Reichsverfassung

Reichsverfassung
Reichsverfassung,
 
1) im Heiligen Römischen Reich bis 1806 die Gesamtheit der das staatliche Zusammenleben regelnden Reichsgrundgesetze.
 
 2) Frankfurter Reichsverfassung, die von der Frankfurter Nationalversammlung ausgearbeitete Verfassung vom 28. 3. 1849, die infolge der Ablehnung durch die größeren deutschen Staaten (deshalb u. a. Maiaufstände 1849) nicht in Kraft trat. Sie sah eine starke Reichsgewalt als ein allen Einzelstaaten übergeordnetes Organ vor. Träger der Exekutive sollte das Reichsoberhaupt mit dem Titel »Kaiser der Deutschen« sein. Der Reichstag sollte aus zwei Häusern bestehen, dem Staatenhaus, das je zur Hälfte von den Regierungen und den Landtagen besetzt werden sollte, und dem Volkshaus, dessen Abgeordnete nach dem allgemeinen, gleichen, öffentlichen und direkten (Männer-)Wahlrecht und nach dem Grundsatz der absoluten Mehrheit zu wählen waren.
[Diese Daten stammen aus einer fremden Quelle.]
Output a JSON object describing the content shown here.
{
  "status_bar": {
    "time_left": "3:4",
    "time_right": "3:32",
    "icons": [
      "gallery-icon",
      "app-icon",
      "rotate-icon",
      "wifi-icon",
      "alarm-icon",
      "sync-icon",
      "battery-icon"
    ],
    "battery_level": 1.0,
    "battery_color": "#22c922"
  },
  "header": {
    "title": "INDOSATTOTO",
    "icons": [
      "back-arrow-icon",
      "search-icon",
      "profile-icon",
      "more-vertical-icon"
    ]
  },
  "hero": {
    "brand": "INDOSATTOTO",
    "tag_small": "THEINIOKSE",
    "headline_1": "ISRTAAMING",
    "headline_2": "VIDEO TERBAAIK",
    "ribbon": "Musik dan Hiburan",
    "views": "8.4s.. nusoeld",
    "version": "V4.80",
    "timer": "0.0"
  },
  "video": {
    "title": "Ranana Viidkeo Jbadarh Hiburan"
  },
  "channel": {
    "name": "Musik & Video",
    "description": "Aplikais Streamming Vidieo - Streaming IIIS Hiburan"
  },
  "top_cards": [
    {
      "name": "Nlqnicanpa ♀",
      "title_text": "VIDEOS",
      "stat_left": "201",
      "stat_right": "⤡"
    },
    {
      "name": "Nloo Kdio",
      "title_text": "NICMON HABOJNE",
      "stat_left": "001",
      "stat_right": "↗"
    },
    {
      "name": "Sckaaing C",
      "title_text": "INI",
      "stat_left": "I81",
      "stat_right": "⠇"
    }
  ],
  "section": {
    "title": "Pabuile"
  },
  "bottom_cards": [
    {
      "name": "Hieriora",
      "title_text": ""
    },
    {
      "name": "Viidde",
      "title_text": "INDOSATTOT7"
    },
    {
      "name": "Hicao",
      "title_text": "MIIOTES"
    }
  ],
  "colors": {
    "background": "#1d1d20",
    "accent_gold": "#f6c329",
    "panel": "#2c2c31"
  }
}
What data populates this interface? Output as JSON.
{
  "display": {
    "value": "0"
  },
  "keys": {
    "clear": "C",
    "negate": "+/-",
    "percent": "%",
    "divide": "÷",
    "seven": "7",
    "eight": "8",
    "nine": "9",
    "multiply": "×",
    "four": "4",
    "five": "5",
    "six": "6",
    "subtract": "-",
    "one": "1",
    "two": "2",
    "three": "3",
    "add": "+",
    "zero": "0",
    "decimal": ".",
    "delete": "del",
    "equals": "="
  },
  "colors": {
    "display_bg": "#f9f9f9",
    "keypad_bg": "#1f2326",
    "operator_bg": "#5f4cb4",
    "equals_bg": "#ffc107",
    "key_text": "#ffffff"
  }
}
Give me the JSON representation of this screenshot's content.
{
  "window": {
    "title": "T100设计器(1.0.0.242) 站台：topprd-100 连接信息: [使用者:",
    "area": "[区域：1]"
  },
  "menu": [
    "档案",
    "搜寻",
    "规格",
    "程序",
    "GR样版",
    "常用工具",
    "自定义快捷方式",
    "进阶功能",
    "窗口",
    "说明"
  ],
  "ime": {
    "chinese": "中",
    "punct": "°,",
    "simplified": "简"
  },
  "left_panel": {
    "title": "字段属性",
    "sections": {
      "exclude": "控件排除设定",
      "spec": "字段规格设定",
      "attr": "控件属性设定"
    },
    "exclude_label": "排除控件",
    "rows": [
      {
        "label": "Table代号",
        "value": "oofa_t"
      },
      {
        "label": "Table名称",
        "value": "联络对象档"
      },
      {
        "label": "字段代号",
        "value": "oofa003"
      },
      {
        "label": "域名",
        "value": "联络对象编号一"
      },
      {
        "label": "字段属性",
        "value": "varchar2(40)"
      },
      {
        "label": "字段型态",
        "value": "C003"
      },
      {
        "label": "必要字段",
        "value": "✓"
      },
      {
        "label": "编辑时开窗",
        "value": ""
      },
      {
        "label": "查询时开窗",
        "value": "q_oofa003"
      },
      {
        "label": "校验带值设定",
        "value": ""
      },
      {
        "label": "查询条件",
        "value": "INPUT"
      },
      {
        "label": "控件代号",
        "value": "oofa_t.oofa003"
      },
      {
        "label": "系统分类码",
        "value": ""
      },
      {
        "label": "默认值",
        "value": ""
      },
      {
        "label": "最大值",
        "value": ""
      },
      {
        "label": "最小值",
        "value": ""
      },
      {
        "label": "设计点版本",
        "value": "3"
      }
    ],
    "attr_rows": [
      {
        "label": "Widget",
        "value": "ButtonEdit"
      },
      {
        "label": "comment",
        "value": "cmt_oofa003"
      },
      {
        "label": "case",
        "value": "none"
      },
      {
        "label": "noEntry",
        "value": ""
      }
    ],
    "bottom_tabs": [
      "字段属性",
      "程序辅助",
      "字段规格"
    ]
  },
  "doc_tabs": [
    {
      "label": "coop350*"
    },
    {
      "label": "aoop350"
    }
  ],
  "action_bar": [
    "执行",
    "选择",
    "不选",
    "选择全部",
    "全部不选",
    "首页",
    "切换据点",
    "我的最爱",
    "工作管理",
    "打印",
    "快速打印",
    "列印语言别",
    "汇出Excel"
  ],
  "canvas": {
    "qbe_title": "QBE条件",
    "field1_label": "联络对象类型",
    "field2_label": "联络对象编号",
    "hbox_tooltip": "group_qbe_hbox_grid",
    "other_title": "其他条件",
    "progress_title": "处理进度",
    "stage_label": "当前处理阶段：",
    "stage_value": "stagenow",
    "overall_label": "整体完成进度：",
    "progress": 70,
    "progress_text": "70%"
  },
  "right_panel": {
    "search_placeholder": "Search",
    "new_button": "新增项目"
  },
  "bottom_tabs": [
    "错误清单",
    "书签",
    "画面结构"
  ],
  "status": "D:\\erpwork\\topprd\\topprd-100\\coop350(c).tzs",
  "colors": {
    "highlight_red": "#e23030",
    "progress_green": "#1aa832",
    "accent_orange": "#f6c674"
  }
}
Diese Reichsverfassung enthielt mehr demokratische Elemente als die Reichsverfassung von 1867/71. Bedeutend für die Verfassungs-Geschichte war die Aufnahme eines Grundrechtskatalogs, der neben den individuellen Freiheiten auch die Grundlage einer bürgerlich-liberalen Sozialordnung enthielt.
 
 3) im Deutschen Reich (Kaiserreich) (1871-1918) die Verfassung vom 16. 4. 1871, die bis auf einige Reservatrechte der süddeutschen Staaten weitgehend mit der Verfassung des Norddeutschen Bundes von 1867 übereinstimmte. Nach ihr war das Deutsche Reich ein Bundesstaat aus 22 monarchisch geleiteten Einzelstaaten, drei freien Städten und dem Reichsland Elsass-Lothringen. Das Präsidium des Reichs hatte der König von Preußen als »Deutscher Kaiser«. Jedoch war er nur im völkerrechtlichen Verkehr Träger der Souveränität; Inhaber der Souveränität im Reich waren die im Bundesrat zusammengeschlossenen Einzelstaaten. Der Kaiser ernannte und entließ den Reichskanzler, war Oberbefehlshaber der bewaffneten Macht und verkündete die Reichsgesetze. Er konnte bei Angriffen auf das Reich (sonst nur mit Zustimmung des Bundesrats) den Krieg erklären. Bei einer Bedrohung der öffentlichen Sicherheit konnte er den Kriegszustand verhängen; die Reichsexekution wurde vom Bundesrat beschlossen und vom Kaiser vollstreckt. Die Vertretung des Volkes war der Reichstag, der gleichberechtigt mit dem Bundesrat über Gesetze und den Haushaltsplan zu beschließen hatte. Der Kanzler war dem Reichstag auskunftspflichtig; jedoch konnte er nicht durch ein Misstrauensvotum des Reichstags gestürzt werden.
 
 4) die Verfassung der Weimarer Republik von 1919, Weimarer Reichsverfassung.

Universal-Lexikon. 2012.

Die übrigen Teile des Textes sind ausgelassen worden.